WHAT CAN WE LEARN FROM BAD ADVERTISING?

There’s a famous saying, “Unless you can learn from history, you’re condemned to repeat it.”
I feel the same about bad advertising.
In some cases, bad advertising works.
At least it works inasmuch as it sells product.
Bad advertising often works by simply bashing the punter over the head so much that it eventually permeates their consciousness.
And this is part of why it works.
This is a clue.
If we can learn from this we can do good advertising that works as well as, or better than, bad advertising.
The clue is the bad advertisers spend many millions of pounds to get through people’s indifference to advertising.
There it is.
No one cares about advertising.
Only when we understand this are we are able to compete with bad advertising.
Because bad advertising understands that no one cares.
So they get through the consumers apathy by spending a fortune bashing home the same message.
It’s lazy, and wasteful, and it’s boring.
But, in penetrating the consumer’s indifference to advertising, it will eventually work.
Now, if you have a client who has that kind of money to waste, they can afford to be lazy and boring.
But what about clients who don’t?
They need to get through to the consumers without dull messages that bore everyone senseless, but work.
So here’s the start point.
No one is watching TV for the adverts.
People are watching TV for entertainment and information.
So, if ads are going to work without boring everyone to death, they need to entertain and/or inform.
But no client is paying for adverts to purely entertain the public.
Because entertainment alone doesn’t lead to increased sales.
The punter needs to know what’s in it for them.
Now more than ever.
Why should they remember to part with money when they next see your product on the shelf?
So, from the client’s side, you need seriously persuasive information.
From the consumer’s side, you need entertainment.

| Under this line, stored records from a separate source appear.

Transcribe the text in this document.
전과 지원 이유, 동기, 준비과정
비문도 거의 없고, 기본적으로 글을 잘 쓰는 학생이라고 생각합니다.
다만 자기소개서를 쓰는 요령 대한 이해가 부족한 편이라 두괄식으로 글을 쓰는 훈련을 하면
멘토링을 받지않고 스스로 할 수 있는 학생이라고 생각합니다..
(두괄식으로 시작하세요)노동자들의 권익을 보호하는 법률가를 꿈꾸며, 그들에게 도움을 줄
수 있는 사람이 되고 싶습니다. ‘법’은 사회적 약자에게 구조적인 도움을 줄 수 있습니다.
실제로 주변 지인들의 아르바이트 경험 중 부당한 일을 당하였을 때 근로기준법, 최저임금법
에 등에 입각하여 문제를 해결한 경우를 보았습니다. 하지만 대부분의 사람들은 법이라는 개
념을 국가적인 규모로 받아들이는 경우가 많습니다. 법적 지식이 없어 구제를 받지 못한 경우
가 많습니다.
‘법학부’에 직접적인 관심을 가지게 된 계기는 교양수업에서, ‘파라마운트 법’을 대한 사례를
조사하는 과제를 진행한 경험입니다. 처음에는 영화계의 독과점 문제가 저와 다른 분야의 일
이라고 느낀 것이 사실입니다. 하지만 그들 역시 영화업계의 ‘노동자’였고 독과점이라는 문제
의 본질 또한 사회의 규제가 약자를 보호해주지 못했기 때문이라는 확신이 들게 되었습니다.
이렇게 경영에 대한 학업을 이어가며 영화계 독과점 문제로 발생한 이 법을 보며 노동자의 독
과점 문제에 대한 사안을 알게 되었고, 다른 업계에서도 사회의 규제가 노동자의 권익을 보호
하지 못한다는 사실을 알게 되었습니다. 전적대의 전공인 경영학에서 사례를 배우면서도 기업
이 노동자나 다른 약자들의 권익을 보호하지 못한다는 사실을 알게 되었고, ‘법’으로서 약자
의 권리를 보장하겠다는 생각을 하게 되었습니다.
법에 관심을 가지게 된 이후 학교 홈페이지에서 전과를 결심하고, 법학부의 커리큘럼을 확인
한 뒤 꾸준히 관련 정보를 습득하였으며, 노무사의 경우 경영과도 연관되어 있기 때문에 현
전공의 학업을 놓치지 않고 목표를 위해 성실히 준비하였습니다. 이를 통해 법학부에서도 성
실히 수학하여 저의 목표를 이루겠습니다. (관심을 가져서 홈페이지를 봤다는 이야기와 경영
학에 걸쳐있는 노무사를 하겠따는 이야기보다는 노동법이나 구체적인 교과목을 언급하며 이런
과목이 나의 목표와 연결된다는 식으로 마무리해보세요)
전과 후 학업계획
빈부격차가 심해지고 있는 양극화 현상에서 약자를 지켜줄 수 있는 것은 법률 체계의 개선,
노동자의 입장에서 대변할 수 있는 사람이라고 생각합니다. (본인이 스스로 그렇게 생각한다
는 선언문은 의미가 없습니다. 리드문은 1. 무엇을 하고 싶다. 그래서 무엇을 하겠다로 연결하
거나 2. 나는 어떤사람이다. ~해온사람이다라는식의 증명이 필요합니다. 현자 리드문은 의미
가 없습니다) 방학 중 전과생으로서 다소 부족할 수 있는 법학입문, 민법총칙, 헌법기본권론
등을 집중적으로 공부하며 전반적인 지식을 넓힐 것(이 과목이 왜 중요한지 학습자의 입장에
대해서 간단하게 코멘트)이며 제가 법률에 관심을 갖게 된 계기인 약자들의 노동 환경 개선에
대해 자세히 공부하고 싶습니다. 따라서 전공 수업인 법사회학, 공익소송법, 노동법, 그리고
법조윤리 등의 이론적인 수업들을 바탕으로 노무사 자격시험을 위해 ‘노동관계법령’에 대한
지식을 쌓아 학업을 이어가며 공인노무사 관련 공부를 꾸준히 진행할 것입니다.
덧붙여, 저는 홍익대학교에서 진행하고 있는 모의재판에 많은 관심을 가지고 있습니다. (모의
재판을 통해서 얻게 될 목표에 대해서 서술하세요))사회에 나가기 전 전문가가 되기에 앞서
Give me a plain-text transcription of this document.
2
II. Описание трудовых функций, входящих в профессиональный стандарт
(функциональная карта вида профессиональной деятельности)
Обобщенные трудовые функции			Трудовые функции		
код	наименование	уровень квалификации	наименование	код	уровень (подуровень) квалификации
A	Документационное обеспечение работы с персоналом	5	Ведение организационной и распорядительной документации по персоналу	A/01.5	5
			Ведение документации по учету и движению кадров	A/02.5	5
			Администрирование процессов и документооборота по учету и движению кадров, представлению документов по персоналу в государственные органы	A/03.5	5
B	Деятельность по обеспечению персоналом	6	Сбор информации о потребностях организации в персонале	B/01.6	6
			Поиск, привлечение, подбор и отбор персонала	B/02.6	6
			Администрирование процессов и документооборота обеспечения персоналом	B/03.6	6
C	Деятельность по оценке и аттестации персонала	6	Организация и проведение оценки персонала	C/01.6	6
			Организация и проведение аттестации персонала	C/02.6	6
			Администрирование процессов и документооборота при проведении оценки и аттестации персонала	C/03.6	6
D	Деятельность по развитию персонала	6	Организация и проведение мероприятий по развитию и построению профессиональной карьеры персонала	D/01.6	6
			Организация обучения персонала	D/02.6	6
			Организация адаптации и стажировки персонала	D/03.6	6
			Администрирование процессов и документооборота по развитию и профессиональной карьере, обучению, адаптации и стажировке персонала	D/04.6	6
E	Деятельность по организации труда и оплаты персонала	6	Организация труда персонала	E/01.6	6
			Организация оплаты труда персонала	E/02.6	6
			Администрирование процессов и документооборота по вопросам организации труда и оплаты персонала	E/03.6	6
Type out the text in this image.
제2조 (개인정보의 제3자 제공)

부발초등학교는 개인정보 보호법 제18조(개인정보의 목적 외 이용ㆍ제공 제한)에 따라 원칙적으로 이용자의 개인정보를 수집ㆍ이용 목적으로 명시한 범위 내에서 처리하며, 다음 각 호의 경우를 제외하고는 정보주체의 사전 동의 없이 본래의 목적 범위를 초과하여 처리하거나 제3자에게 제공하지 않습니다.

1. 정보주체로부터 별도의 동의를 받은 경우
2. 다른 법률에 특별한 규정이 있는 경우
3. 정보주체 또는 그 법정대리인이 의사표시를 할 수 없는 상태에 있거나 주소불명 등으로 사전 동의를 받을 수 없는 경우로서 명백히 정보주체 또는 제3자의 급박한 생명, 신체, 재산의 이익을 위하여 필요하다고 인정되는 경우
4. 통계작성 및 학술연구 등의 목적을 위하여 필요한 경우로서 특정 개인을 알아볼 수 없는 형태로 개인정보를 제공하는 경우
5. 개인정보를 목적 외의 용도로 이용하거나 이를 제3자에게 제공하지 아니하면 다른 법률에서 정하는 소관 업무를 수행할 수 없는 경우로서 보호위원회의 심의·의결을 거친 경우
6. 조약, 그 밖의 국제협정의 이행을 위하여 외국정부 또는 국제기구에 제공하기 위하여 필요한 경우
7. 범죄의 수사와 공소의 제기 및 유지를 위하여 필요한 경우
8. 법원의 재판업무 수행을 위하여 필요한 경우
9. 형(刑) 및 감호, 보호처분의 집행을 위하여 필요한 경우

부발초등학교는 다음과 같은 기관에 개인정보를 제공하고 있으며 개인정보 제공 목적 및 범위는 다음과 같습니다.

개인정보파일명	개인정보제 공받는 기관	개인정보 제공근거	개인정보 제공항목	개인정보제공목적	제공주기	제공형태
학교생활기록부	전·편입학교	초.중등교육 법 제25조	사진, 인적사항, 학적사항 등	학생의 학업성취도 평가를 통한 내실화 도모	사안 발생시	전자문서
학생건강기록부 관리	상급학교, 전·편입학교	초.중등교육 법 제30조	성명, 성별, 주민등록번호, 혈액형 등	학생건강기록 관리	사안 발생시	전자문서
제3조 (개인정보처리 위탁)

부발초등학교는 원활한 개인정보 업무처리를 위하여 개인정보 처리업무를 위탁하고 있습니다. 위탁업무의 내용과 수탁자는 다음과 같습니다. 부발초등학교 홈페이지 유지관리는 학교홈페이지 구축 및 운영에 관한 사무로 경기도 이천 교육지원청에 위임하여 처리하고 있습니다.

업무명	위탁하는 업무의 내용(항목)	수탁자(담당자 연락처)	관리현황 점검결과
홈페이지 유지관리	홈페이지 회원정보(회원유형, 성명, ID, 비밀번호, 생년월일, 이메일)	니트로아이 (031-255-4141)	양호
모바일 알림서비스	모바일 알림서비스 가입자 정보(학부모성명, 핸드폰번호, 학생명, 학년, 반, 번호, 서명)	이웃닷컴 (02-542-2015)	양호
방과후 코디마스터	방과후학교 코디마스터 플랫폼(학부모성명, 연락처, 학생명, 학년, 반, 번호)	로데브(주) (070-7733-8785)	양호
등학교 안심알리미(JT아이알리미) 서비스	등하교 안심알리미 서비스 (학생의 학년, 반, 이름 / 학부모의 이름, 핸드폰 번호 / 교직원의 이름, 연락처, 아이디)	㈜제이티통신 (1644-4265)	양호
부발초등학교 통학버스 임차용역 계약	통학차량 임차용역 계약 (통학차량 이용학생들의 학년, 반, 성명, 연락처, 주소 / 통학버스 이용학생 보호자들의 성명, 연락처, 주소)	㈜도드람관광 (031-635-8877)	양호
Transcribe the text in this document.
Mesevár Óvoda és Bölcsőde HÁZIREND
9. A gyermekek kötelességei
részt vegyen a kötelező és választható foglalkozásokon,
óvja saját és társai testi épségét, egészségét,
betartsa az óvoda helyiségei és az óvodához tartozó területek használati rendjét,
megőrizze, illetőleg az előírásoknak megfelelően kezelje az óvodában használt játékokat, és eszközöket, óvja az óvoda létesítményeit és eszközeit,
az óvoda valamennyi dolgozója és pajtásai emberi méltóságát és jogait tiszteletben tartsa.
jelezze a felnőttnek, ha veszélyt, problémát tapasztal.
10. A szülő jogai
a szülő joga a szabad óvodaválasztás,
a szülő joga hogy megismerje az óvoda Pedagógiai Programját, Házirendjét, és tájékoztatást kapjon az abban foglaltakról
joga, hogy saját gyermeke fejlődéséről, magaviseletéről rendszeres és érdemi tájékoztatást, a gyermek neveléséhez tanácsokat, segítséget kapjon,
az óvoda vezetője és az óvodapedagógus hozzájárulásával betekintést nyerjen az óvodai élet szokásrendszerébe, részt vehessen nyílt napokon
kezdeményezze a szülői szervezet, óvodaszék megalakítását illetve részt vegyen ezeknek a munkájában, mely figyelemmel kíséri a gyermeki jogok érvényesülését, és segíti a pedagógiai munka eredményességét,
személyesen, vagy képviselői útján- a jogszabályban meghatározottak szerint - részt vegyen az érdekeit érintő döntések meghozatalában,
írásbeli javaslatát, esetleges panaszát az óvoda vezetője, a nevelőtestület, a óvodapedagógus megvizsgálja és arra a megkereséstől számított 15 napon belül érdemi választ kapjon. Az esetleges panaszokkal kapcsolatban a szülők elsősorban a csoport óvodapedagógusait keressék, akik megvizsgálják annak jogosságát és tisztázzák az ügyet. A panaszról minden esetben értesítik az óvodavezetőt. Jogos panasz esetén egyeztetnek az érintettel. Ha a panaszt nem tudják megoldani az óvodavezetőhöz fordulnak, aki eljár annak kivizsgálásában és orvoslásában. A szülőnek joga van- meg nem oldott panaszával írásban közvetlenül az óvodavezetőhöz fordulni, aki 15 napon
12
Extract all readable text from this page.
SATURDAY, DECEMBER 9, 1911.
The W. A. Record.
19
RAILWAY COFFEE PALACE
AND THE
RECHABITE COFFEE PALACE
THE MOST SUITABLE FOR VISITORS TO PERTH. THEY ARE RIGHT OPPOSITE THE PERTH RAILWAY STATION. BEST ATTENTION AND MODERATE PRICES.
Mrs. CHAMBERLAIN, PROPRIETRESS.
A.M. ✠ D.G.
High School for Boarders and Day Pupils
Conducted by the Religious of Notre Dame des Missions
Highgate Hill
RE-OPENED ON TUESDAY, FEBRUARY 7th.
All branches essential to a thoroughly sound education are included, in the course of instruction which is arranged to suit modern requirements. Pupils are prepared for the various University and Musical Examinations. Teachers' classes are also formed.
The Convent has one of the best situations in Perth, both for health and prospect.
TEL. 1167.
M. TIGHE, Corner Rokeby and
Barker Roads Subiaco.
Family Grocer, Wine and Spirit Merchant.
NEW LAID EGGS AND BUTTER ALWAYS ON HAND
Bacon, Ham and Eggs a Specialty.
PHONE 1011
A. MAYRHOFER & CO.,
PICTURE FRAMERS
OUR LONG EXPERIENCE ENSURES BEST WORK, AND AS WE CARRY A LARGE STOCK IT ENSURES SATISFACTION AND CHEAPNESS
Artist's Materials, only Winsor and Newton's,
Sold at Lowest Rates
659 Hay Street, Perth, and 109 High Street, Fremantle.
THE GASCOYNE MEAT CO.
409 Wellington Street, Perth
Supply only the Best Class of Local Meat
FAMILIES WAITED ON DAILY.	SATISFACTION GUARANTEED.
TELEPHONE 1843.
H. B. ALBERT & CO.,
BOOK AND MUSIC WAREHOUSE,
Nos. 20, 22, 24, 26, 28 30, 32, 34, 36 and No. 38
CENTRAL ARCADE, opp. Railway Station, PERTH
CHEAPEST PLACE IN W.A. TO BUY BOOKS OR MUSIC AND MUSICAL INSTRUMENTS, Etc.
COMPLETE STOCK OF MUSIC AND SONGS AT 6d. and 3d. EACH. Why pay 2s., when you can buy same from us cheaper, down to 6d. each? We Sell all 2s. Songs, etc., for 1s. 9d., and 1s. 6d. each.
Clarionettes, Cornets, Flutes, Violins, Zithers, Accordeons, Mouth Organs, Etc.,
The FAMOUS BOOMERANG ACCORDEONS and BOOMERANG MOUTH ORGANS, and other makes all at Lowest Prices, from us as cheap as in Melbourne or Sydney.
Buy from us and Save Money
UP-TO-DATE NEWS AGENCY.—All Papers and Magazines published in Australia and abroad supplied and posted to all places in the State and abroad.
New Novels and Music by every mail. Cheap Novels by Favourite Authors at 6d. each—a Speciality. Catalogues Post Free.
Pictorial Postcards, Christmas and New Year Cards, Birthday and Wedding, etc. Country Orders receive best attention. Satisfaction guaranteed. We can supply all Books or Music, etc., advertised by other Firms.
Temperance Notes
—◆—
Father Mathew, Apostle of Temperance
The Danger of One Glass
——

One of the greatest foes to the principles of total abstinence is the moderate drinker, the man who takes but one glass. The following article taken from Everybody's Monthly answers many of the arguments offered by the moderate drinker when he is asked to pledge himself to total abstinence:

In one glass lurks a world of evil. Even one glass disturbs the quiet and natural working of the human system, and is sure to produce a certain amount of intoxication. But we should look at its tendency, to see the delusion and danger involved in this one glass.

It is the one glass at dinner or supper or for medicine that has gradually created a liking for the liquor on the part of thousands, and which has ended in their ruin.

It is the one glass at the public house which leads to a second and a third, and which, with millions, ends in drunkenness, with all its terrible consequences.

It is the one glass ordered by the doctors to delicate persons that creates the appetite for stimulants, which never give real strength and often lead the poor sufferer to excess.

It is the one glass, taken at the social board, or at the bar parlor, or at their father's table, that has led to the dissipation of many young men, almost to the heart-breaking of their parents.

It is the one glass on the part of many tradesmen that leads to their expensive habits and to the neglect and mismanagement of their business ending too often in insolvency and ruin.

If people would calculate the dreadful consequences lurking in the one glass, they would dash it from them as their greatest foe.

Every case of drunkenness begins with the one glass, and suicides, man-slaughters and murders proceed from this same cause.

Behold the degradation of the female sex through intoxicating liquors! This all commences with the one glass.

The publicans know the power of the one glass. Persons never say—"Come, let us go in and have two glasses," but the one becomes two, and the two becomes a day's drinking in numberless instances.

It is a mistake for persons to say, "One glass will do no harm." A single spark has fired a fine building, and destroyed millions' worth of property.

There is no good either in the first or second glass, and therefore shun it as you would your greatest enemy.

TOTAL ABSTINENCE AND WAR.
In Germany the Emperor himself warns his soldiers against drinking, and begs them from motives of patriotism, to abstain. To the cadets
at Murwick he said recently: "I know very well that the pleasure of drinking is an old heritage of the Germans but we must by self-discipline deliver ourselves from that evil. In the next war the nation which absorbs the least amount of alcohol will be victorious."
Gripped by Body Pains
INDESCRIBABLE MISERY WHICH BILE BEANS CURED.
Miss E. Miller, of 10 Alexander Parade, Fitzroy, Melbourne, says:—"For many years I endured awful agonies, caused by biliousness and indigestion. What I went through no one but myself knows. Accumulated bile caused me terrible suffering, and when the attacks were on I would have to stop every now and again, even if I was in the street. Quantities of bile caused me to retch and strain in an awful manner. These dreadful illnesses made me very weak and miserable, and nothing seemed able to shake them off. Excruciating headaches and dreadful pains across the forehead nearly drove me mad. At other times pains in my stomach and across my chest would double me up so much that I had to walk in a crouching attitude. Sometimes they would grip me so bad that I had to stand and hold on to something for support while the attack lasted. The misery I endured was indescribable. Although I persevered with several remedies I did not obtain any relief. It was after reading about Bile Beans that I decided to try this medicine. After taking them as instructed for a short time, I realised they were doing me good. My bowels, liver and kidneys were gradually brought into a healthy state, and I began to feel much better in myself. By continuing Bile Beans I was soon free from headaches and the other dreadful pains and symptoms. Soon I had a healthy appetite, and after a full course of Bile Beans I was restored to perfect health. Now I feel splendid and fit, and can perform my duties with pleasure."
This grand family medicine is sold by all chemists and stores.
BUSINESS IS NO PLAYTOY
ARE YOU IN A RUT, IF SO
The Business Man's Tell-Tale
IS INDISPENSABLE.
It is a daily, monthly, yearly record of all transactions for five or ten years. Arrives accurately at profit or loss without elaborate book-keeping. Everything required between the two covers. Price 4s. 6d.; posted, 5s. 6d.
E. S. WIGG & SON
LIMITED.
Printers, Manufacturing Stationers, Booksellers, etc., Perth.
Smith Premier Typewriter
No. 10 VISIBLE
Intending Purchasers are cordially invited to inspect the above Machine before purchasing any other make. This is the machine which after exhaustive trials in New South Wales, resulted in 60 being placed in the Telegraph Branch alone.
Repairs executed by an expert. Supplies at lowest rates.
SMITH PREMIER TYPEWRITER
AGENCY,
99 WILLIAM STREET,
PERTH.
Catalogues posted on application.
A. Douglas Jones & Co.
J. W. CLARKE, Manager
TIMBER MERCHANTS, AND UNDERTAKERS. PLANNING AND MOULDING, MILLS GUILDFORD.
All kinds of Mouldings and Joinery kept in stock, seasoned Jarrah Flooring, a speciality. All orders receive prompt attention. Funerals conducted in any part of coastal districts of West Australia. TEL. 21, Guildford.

Or they won’t even watch your message, let alone remember it.
So the answer’s obvious.
What we need is persuasive information, wrapped in memorable entertainment.
It’s so obvious you wonder why everyone doesn’t do it.
Because we don’t.
But, besides the quality of the message, how else can good advertising beat bad advertising?
Well, there is one other thing we can learn from bad advertising.
The way they handle the fact that no one in the real world cares about advertising is to keep on-and-on bashing home the same message.
Until eventually it breaks though the crust of indifference.
The bad news is: it’s crude, but it works.
The good news is: it doesn’t have to be crude.
Consistency is a way smarter method of communication than constant change and inconsistency.
Why can’t good advertising learn consistency from bad advertising?
We have favourite films that we’ll watch again and again on Sky.
We have favourite music tracks that we listen to again and again.
On the radio, or MP3, or the CD player in the car.
Multi-channel TV stations are based on the fact that people will watch their favourite TV programmes over again.
How many times have you watched repeats of your favourite Simpson’s episodes?
No one says, “Oh, I’ve seen this one” and switches it off.
We say, “I remember this, it’s a good one” and watch it again.
If we do a really good ad, why should everyone get tired of it after a couple of OTS?
People aren’t that fickle.
If it’s a good ad, if people like it, if it works, why change it?
We can use good advertising to break through the apathy and keep reinforcing the point, just the way bad advertising does.
But without the bad bit.
Let’s don’t just reject bad advertising and hope it’ll go away.
Let’s learn from it and use it to make the good stuff better.